Dear followers,
I am so happy that sharing my discussion with Dan Ariely about behavioral economics!
Dan Ariely is a professor of psychology and behavioral economics at Duke University. Most of us know his famous books probably, The Upside of Irrationality and Predictably Irrational. Big thanks to Prof. Ariely talking to me on what we can learn from behavioral economics and its relation with neuromarketing and big data. I hope that will guide you as well! 🙂
- Professor Ariely, can you please explain, as marketers, why should we benefit from behavioral economics and what can we learn from it?
Behavioral economics is a field that tries to understand the true motivations of human beings and trying to understand what are the triggers for this motivations and in fact it is hard to imagine it has any disciplines has interested in human behaviors that could not benefit from behavioral economics. You know, what is truely motivating people is hard of try to understand, what to create, what to build and once we know then how to convience people to get it.
- Which of your researches do you think is the most important for marketers to know?
Well, maybe I would say two…First set is really about pricing. It is about the irrationality of pricing. You know we think pricing is the functional supply and demand but in fact prices are much more complex. They are influenced by anchors in past behavior, relativity, free and to understand correctly pricing has a lots of implications. The second thing I would say is that there is a new trend in the market in general about “product that are tailored me” people get to change the color or shape or do all kind of things and we have some researches what they call the key effect that I think shed some important light on that. I think it is kind of useful.
- Understanding consumer behavior requires working not only on neuromarketing but also related areas as behavioral economics, social psychology etc. And as you know, understanding irrational consumers are the subject of both neuromarketing and behavioral economics. So, from your perspective, how do behavioral economics contribute to neuromarketing area?
First of all, I think it is the other way around I think that neuromarketing is very early area. I think we know very little about neuromarketing and actually neuroscience is very young area. Anything right know, the multi things we have discovered in neuromarketing are actually very very limited and behavioral economics provides much more insights. Now I am hoping that. At some points, we would learn much more in that neuro, all of neuroscience playing much bigger role but right now, it notted .Behavioral economics should help neuromarketing but the other way around, should first look at what we know from social science and behavioral economics and then just see what neuroscience can enter that.
- And everybody is talking about big data. Where do big data and behavioral economics meet? How do they help each other?
So look, sometimes big data provides lots of opportunities to look at things we couldn’t have looked otherwise. and we have small amount of data, we are limited to what we can see, what hypotheses we can test and so on. So from that perspective; the moment you have more data about more things, it expands your perspective on what kind of things you look at. And the difference is though is that big data is limited with kind of things people are doing already. People like me, experimentalists basically say lets not just be satisfied with what we have right now, let’s envision the world in which you can change things, we could have more things, different things and see how those could matter. I think its very important to try to understand what can we do experimentally beyond on what we can learn from. For example; think about something like pricing approach nobody has used before. If nobody has used it before you can’t really learn about it. And no big data exercises will ever teach you about that. So I think its more important not only to be satisfied with what you can get from existing data but think about how do we envision a new type of world and tested.

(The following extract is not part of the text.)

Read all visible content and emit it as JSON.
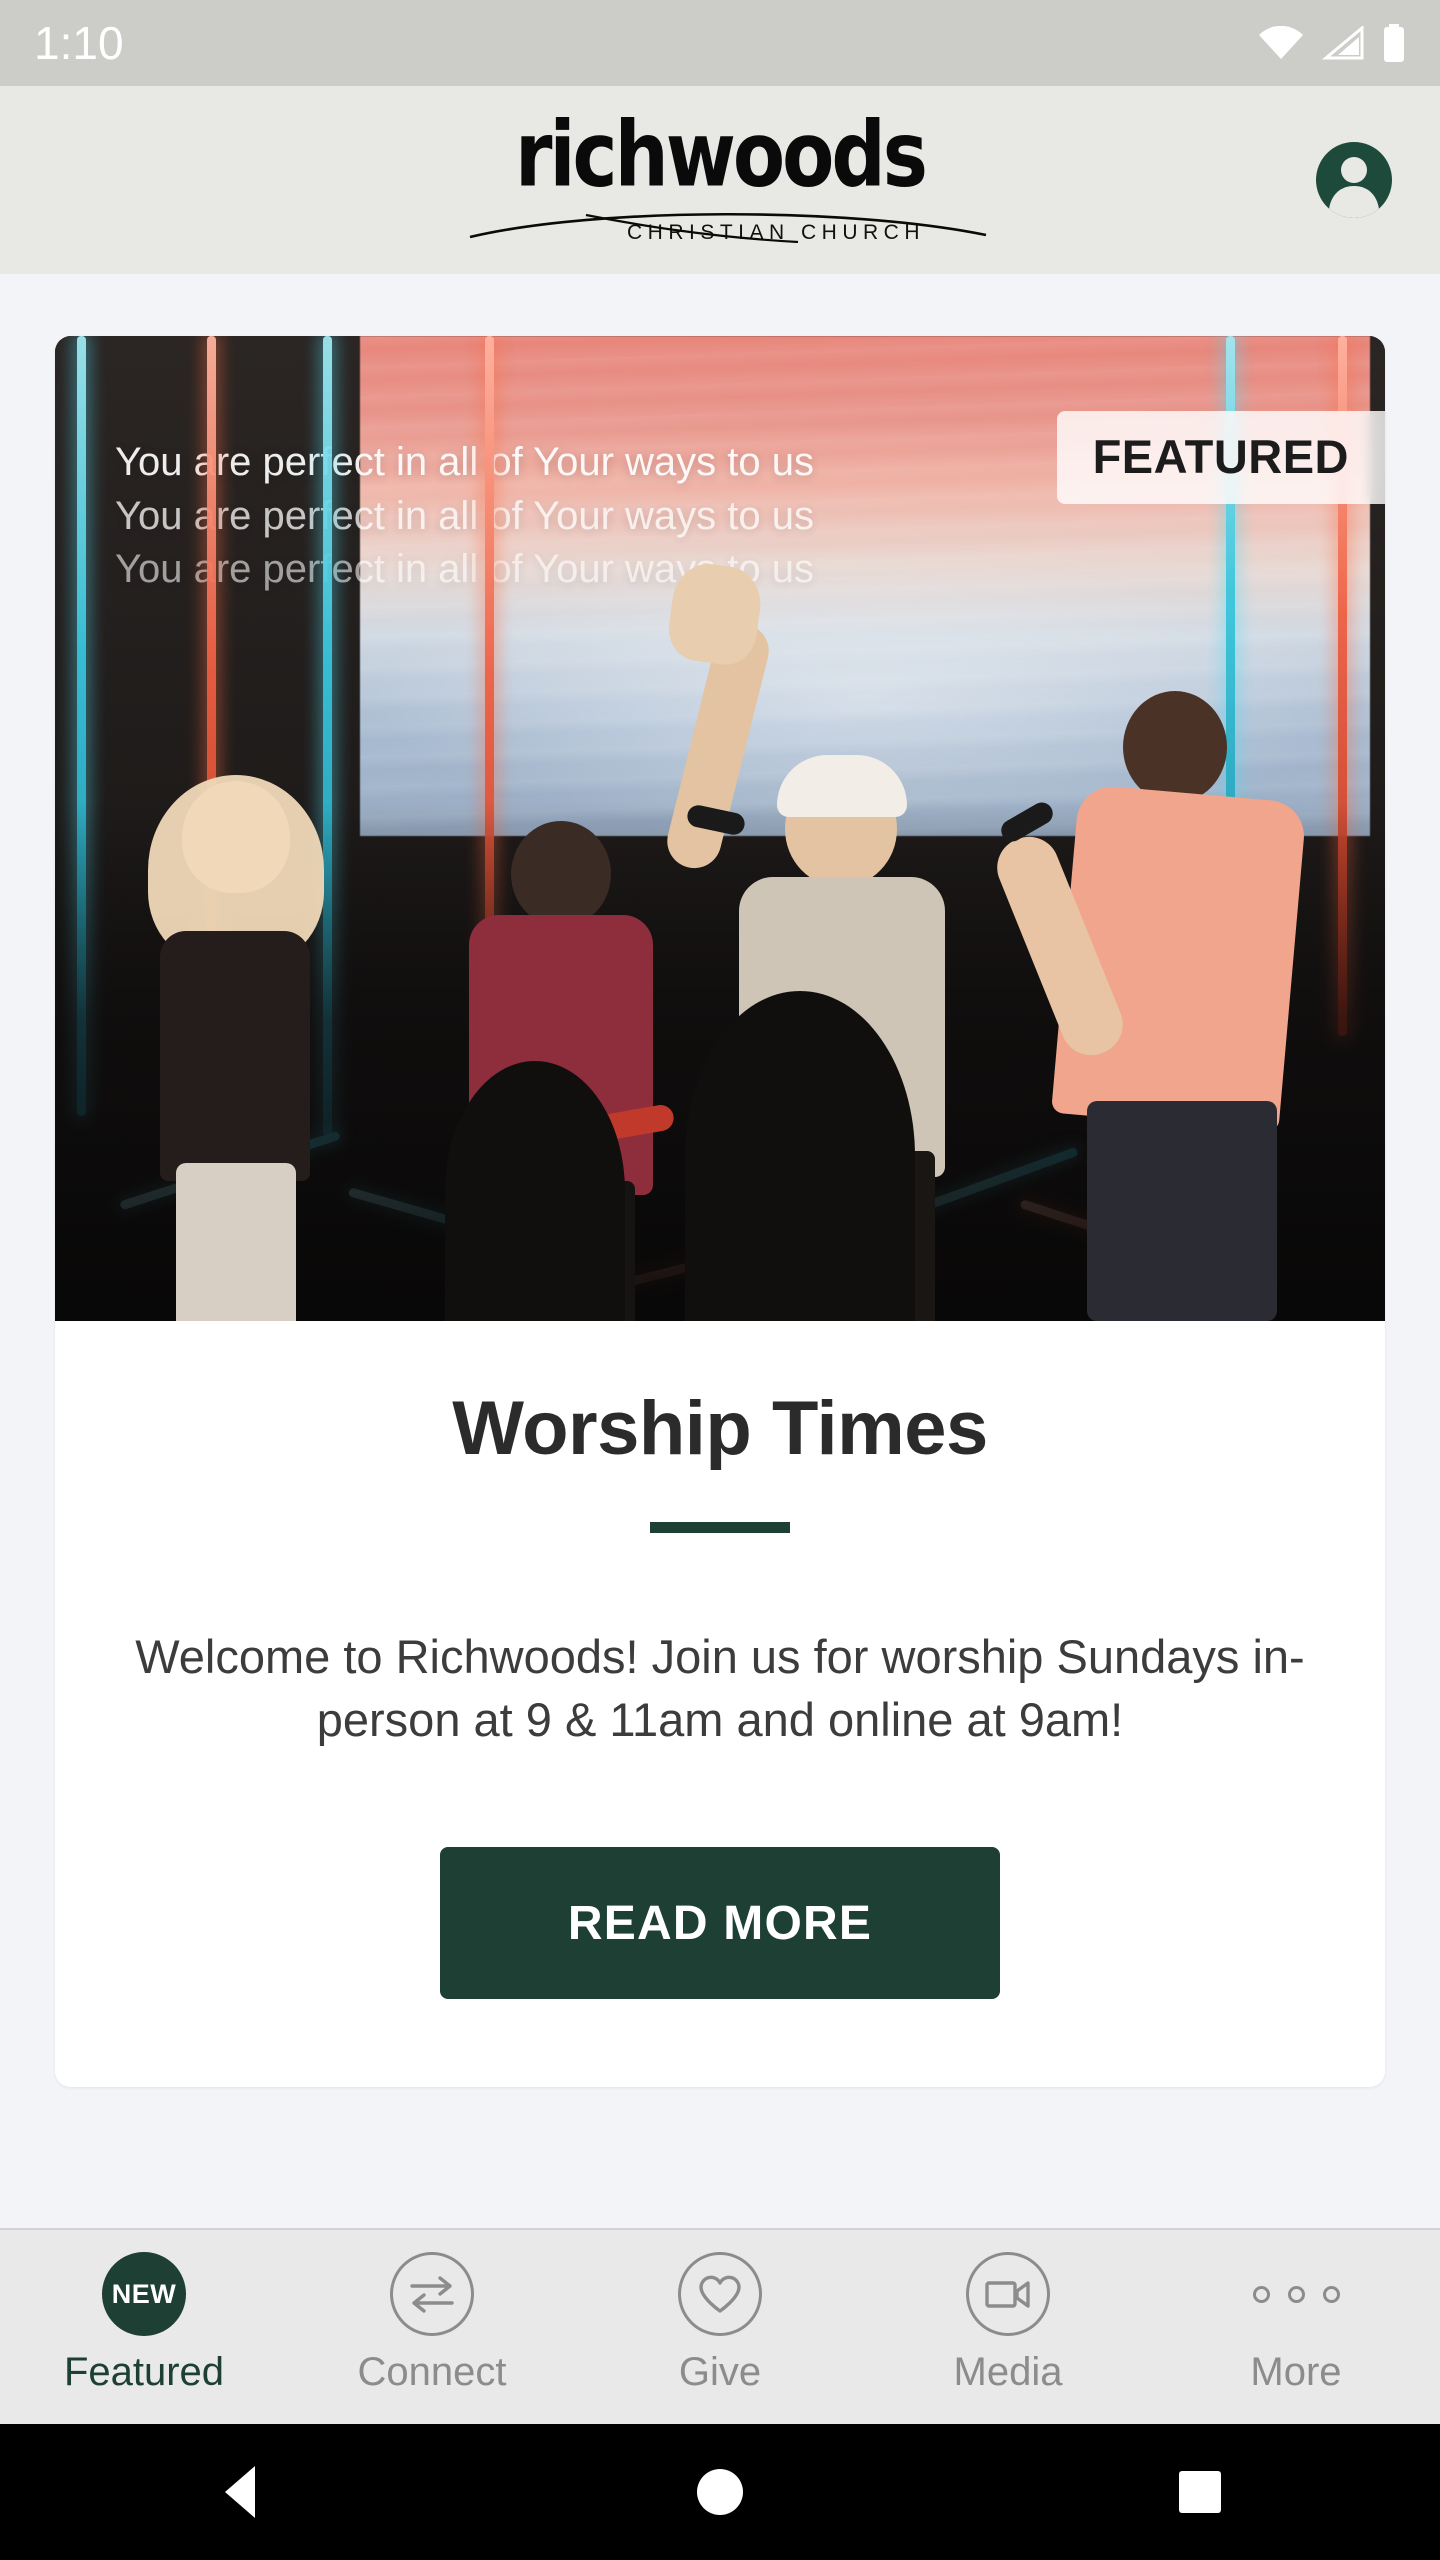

- I have statistics background. I know statistics has an important role in the field of both marketing and economics. It helps to get more insights from the data to understand consumer behavior. So, what do you suggest to statisticians who wants to improve themselves in the field of behavioral economics?
Statistics gives you tremendous tools to look a data. The real question there is, “what hypothesis do you come with to create to test?” as we get more and more data, the question of which hypothesis you are testing is becoming more and more important. And if you test kind of just boring standard hypothesis you’re not going to learn much more. So, I think that people need to look at social science in general and behavioral economics as a source for hypothesis and things to test in the data.
- What do you think about the future of behavioral economics?
I think behavioral economics is really kind of applied social science. It’s about what are the kind of things we could do to make people better of, how do we understand incentives and how do we change how people behave. And I think that there is a tremendous role for it to play in how we’re going to design the tools and strategies and approaches in years to come.